Regarding point 1, I understand that it is the US congress that has to ask NIH to set aside funding. Lipkin told us to lobby congress years ago already. He said that is how other patient groups achieved set aside funding.

 

I think these are not unreasonable but I would suggest some variations:

1. Setting aside funding does not in itself get things moving, other than attract scavengers. What I think NIH should do, and MRC is now doing, is to set up a working group of people not directly involved in ME research but with the job of actively looking out for and setting up dialogue about potential projects on the understanding that if projects materialise they will be guided through the system without the dog eat dog competition otherwise operating. Money is there in the pot. Rather than saying ring fence X million of those dollars I would suggest any amount is on the table for facilitated access.

2. Consensus amongst clinicians is never a very good idea. Clinicians are muddle headed about criteria and patient selection and consensus always ends up as a compromise at the lowest common level. Selection criteria should be different for every study. I would forget this one. What we want are researchers who know why they are choosing certain criteria, not ones who follow like sheep.

3. Finding biomarkers is the key. But I biomarker to be any use is something that points to a mechanism. So far we done't have any and nobody knows where one is going to be found. So this is a great idea in principle but it does not guide us where to go.
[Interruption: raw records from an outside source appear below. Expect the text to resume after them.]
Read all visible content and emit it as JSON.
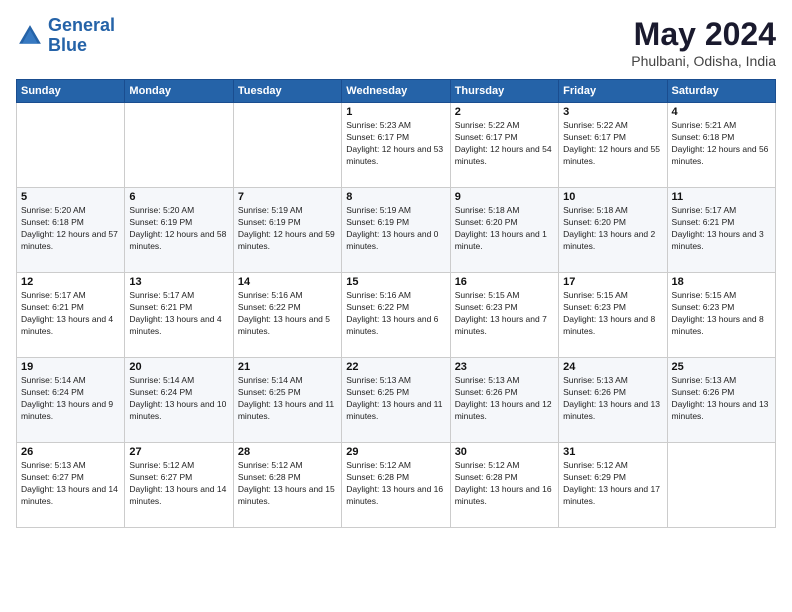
{
  "logo": {
    "line1": "General",
    "line2": "Blue"
  },
  "title": "May 2024",
  "location": "Phulbani, Odisha, India",
  "days_of_week": [
    "Sunday",
    "Monday",
    "Tuesday",
    "Wednesday",
    "Thursday",
    "Friday",
    "Saturday"
  ],
  "weeks": [
    [
      {
        "day": "",
        "sunrise": "",
        "sunset": "",
        "daylight": ""
      },
      {
        "day": "",
        "sunrise": "",
        "sunset": "",
        "daylight": ""
      },
      {
        "day": "",
        "sunrise": "",
        "sunset": "",
        "daylight": ""
      },
      {
        "day": "1",
        "sunrise": "Sunrise: 5:23 AM",
        "sunset": "Sunset: 6:17 PM",
        "daylight": "Daylight: 12 hours and 53 minutes."
      },
      {
        "day": "2",
        "sunrise": "Sunrise: 5:22 AM",
        "sunset": "Sunset: 6:17 PM",
        "daylight": "Daylight: 12 hours and 54 minutes."
      },
      {
        "day": "3",
        "sunrise": "Sunrise: 5:22 AM",
        "sunset": "Sunset: 6:17 PM",
        "daylight": "Daylight: 12 hours and 55 minutes."
      },
      {
        "day": "4",
        "sunrise": "Sunrise: 5:21 AM",
        "sunset": "Sunset: 6:18 PM",
        "daylight": "Daylight: 12 hours and 56 minutes."
      }
    ],
    [
      {
        "day": "5",
        "sunrise": "Sunrise: 5:20 AM",
        "sunset": "Sunset: 6:18 PM",
        "daylight": "Daylight: 12 hours and 57 minutes."
      },
      {
        "day": "6",
        "sunrise": "Sunrise: 5:20 AM",
        "sunset": "Sunset: 6:19 PM",
        "daylight": "Daylight: 12 hours and 58 minutes."
      },
      {
        "day": "7",
        "sunrise": "Sunrise: 5:19 AM",
        "sunset": "Sunset: 6:19 PM",
        "daylight": "Daylight: 12 hours and 59 minutes."
      },
      {
        "day": "8",
        "sunrise": "Sunrise: 5:19 AM",
        "sunset": "Sunset: 6:19 PM",
        "daylight": "Daylight: 13 hours and 0 minutes."
      },
      {
        "day": "9",
        "sunrise": "Sunrise: 5:18 AM",
        "sunset": "Sunset: 6:20 PM",
        "daylight": "Daylight: 13 hours and 1 minute."
      },
      {
        "day": "10",
        "sunrise": "Sunrise: 5:18 AM",
        "sunset": "Sunset: 6:20 PM",
        "daylight": "Daylight: 13 hours and 2 minutes."
      },
      {
        "day": "11",
        "sunrise": "Sunrise: 5:17 AM",
        "sunset": "Sunset: 6:21 PM",
        "daylight": "Daylight: 13 hours and 3 minutes."
      }
    ],
    [
      {
        "day": "12",
        "sunrise": "Sunrise: 5:17 AM",
        "sunset": "Sunset: 6:21 PM",
        "daylight": "Daylight: 13 hours and 4 minutes."
      },
      {
        "day": "13",
        "sunrise": "Sunrise: 5:17 AM",
        "sunset": "Sunset: 6:21 PM",
        "daylight": "Daylight: 13 hours and 4 minutes."
      },
      {
        "day": "14",
        "sunrise": "Sunrise: 5:16 AM",
        "sunset": "Sunset: 6:22 PM",
        "daylight": "Daylight: 13 hours and 5 minutes."
      },
      {
        "day": "15",
        "sunrise": "Sunrise: 5:16 AM",
        "sunset": "Sunset: 6:22 PM",
        "daylight": "Daylight: 13 hours and 6 minutes."
      },
      {
        "day": "16",
        "sunrise": "Sunrise: 5:15 AM",
        "sunset": "Sunset: 6:23 PM",
        "daylight": "Daylight: 13 hours and 7 minutes."
      },
      {
        "day": "17",
        "sunrise": "Sunrise: 5:15 AM",
        "sunset": "Sunset: 6:23 PM",
        "daylight": "Daylight: 13 hours and 8 minutes."
      },
      {
        "day": "18",
        "sunrise": "Sunrise: 5:15 AM",
        "sunset": "Sunset: 6:23 PM",
        "daylight": "Daylight: 13 hours and 8 minutes."
      }
    ],
    [
      {
        "day": "19",
        "sunrise": "Sunrise: 5:14 AM",
        "sunset": "Sunset: 6:24 PM",
        "daylight": "Daylight: 13 hours and 9 minutes."
      },
      {
        "day": "20",
        "sunrise": "Sunrise: 5:14 AM",
        "sunset": "Sunset: 6:24 PM",
        "daylight": "Daylight: 13 hours and 10 minutes."
      },
      {
        "day": "21",
        "sunrise": "Sunrise: 5:14 AM",
        "sunset": "Sunset: 6:25 PM",
        "daylight": "Daylight: 13 hours and 11 minutes."
      },
      {
        "day": "22",
        "sunrise": "Sunrise: 5:13 AM",
        "sunset": "Sunset: 6:25 PM",
        "daylight": "Daylight: 13 hours and 11 minutes."
      },
      {
        "day": "23",
        "sunrise": "Sunrise: 5:13 AM",
        "sunset": "Sunset: 6:26 PM",
        "daylight": "Daylight: 13 hours and 12 minutes."
      },
      {
        "day": "24",
        "sunrise": "Sunrise: 5:13 AM",
        "sunset": "Sunset: 6:26 PM",
        "daylight": "Daylight: 13 hours and 13 minutes."
      },
      {
        "day": "25",
        "sunrise": "Sunrise: 5:13 AM",
        "sunset": "Sunset: 6:26 PM",
        "daylight": "Daylight: 13 hours and 13 minutes."
      }
    ],
    [
      {
        "day": "26",
        "sunrise": "Sunrise: 5:13 AM",
        "sunset": "Sunset: 6:27 PM",
        "daylight": "Daylight: 13 hours and 14 minutes."
      },
      {
        "day": "27",
        "sunrise": "Sunrise: 5:12 AM",
        "sunset": "Sunset: 6:27 PM",
        "daylight": "Daylight: 13 hours and 14 minutes."
      },
      {
        "day": "28",
        "sunrise": "Sunrise: 5:12 AM",
        "sunset": "Sunset: 6:28 PM",
        "daylight": "Daylight: 13 hours and 15 minutes."
      },
      {
        "day": "29",
        "sunrise": "Sunrise: 5:12 AM",
        "sunset": "Sunset: 6:28 PM",
        "daylight": "Daylight: 13 hours and 16 minutes."
      },
      {
        "day": "30",
        "sunrise": "Sunrise: 5:12 AM",
        "sunset": "Sunset: 6:28 PM",
        "daylight": "Daylight: 13 hours and 16 minutes."
      },
      {
        "day": "31",
        "sunrise": "Sunrise: 5:12 AM",
        "sunset": "Sunset: 6:29 PM",
        "daylight": "Daylight: 13 hours and 17 minutes."
      },
      {
        "day": "",
        "sunrise": "",
        "sunset": "",
        "daylight": ""
      }
    ]
  ]
}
You cannot say you will go out and discover that anti-proteinase 3 antibodies are a marker for Wegener's granulomatosis - someone has to happen upon the finding.

4. Clinical trials are important but what do we try? I am not convinced I know of anything worth trying in a major trial at present. Some money could be spent checking the loose ends on IVIg, ampligen or anti-virals but I doubt it will get us very far. What I think would be good would be to set up a trial system involving professionals with no personal interest in any theory behind what is being tried. So on balance I tend to go with this one and say a unit should be set up that could get going tying uo some loose ends initially and keep an eye out for new projects coming in.
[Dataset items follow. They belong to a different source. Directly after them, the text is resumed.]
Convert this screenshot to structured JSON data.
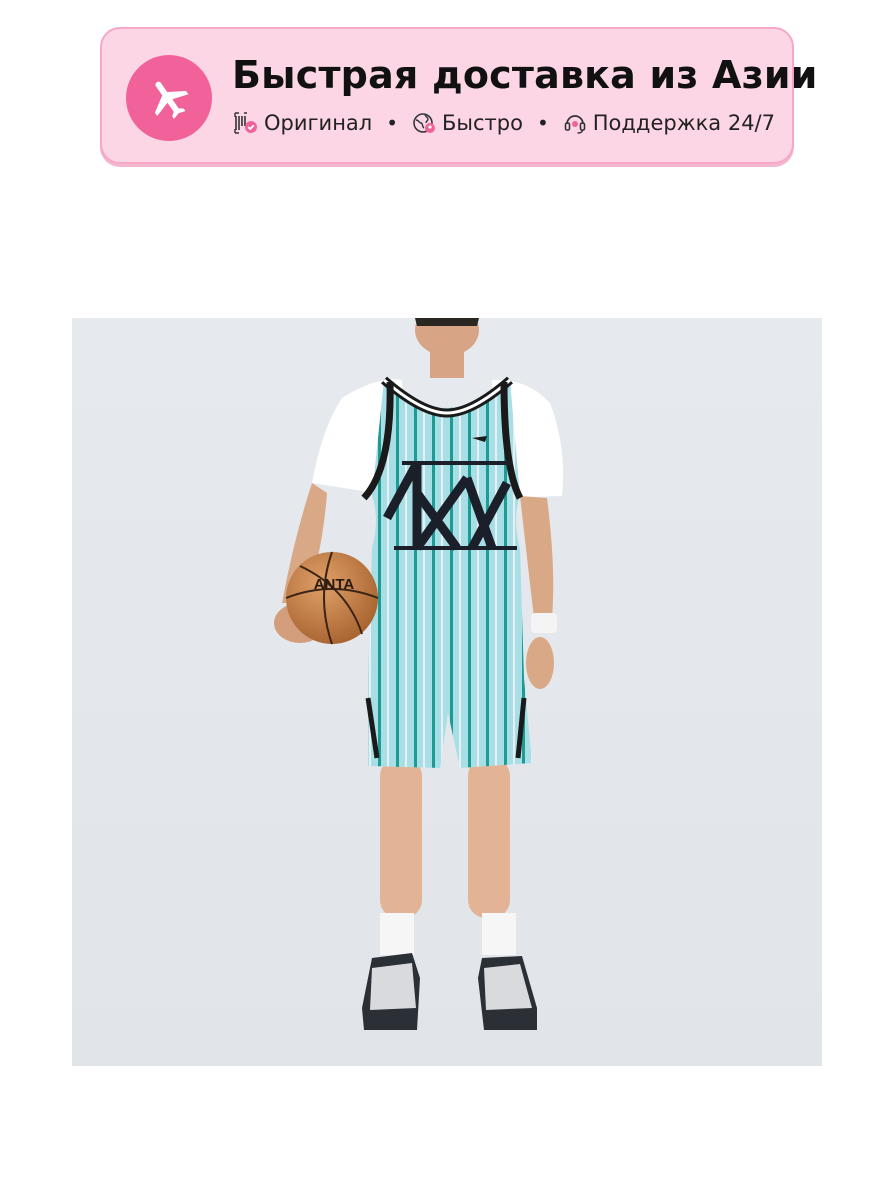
{
  "banner": {
    "title": "Быстрая доставка из Азии",
    "features": [
      {
        "icon": "original-check-icon",
        "label": "Оригинал"
      },
      {
        "icon": "globe-icon",
        "label": "Быстро"
      },
      {
        "icon": "headset-icon",
        "label": "Поддержка 24/7"
      }
    ],
    "separator": "•",
    "colors": {
      "background": "#fcd6e4",
      "accent": "#f2629a",
      "border": "#f6a8c6"
    }
  },
  "product_photo": {
    "alt": "Product photo: basketball jersey and shorts set",
    "ball_brand": "ANTA"
  }
}
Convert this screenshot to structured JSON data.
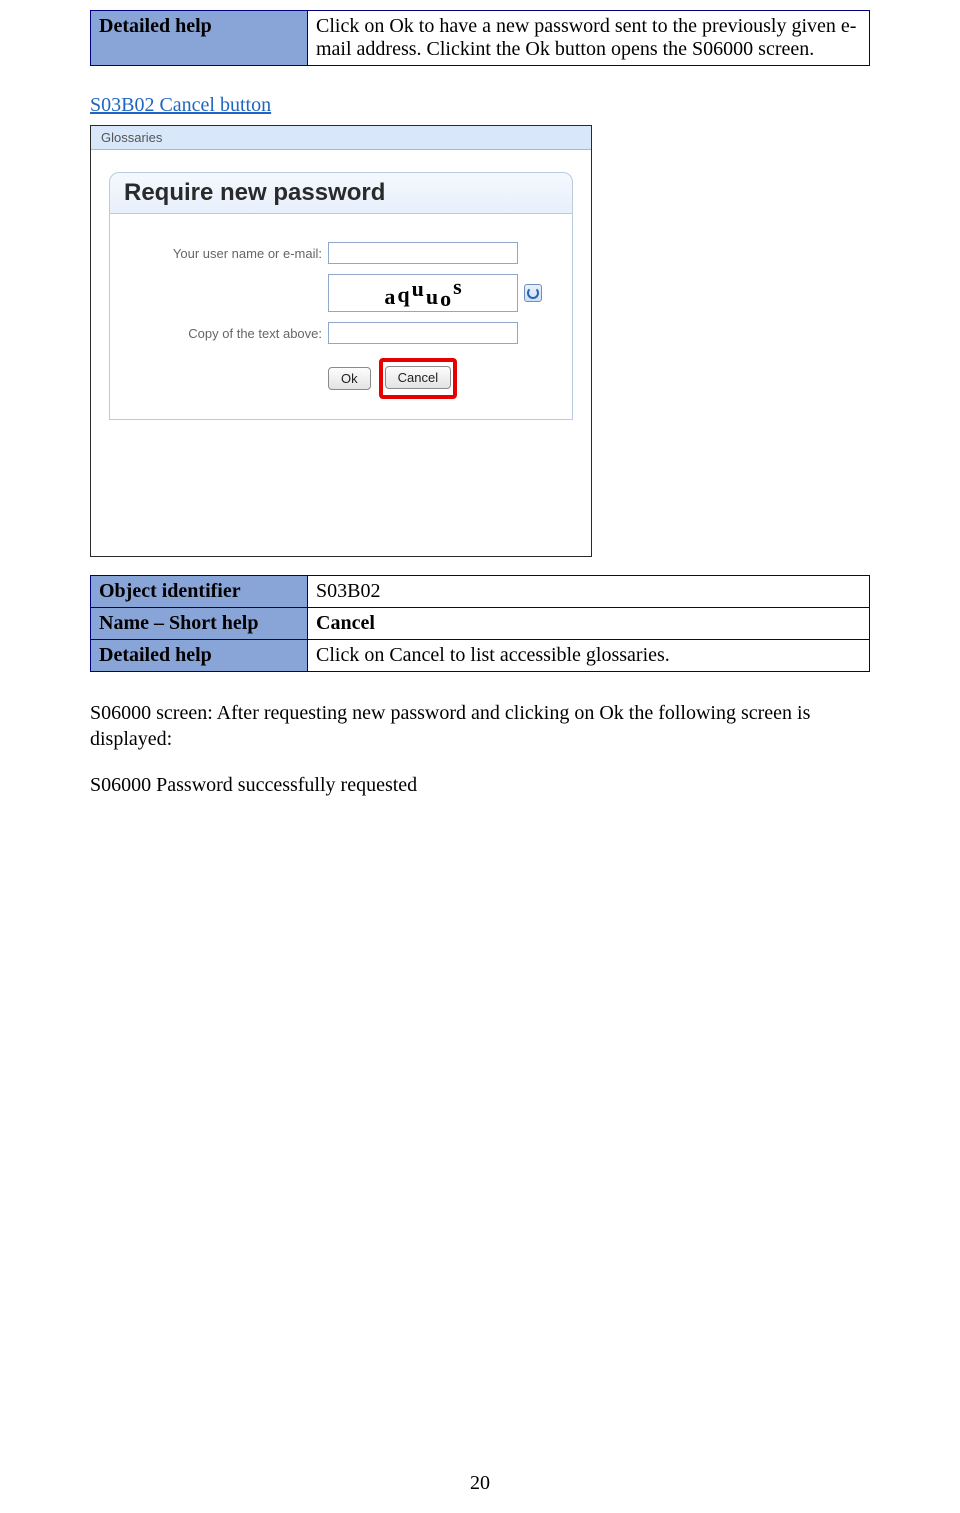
{
  "top_table": {
    "key": "Detailed help",
    "val": "Click on Ok to have a new password sent to the previously given e-mail address. Clickint the Ok button opens the S06000 screen."
  },
  "section_link": "S03B02 Cancel button",
  "screenshot": {
    "titlebar": "Glossaries",
    "panel_title": "Require new password",
    "row_user_label": "Your user name or e-mail:",
    "row_copy_label": "Copy of the text above:",
    "captcha_chars": [
      "a",
      "q",
      "u",
      "u",
      "o",
      "s"
    ],
    "btn_ok": "Ok",
    "btn_cancel": "Cancel"
  },
  "detail_table": {
    "rows": [
      {
        "key": "Object identifier",
        "val": "S03B02"
      },
      {
        "key": "Name – Short help",
        "val": "Cancel"
      },
      {
        "key": "Detailed help",
        "val": "Click on Cancel to list accessible glossaries."
      }
    ]
  },
  "para1": "S06000 screen: After requesting new password and clicking on Ok the following screen is displayed:",
  "para2": "S06000 Password successfully requested",
  "page_number": "20"
}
5. I don't know how you address stigma. It is a bit like persuading people to vote democrat. People don't necessarily play ball. But I am very much in favour of recruiting more clinicians. In private medicine I am not sure how that would work since there is no treatment to offer. In a single payer system like ours it ought to work but even here we have the problem of how we justify paying for a service with no treatments. This absolutely needs addressing, just for care, but also to provide a pool of clinicians capable of doing research.

 

I’m glad that you mentioned that, @strategist , because there are two types of set side funding. Within NIH, there are programs like the RFAs that resulted in the Cooperative Research Centers. NIH can internally set aside funds to fill particular research needs. The proposals are still peer reviewed, but are only compared with other proposals within the same area of study. They do this all the time and that’s what ME Action is asking for. Set aside funding is meant to boost research by attracting good researchers.

Congressional funding is much harder to obtain and is usually for much larger amounts. That would take much more time to achieve, but advocates are working in Congress in hope of obtaining it.

 

I think LDN would be more important as there hasn't been any clinical trials on it yet. Some people say it's a helpful treatment.

Re. consensus about illness definition, I would say we need the opposite, a unity movement within the patient community so that we can focus on goals that really matter.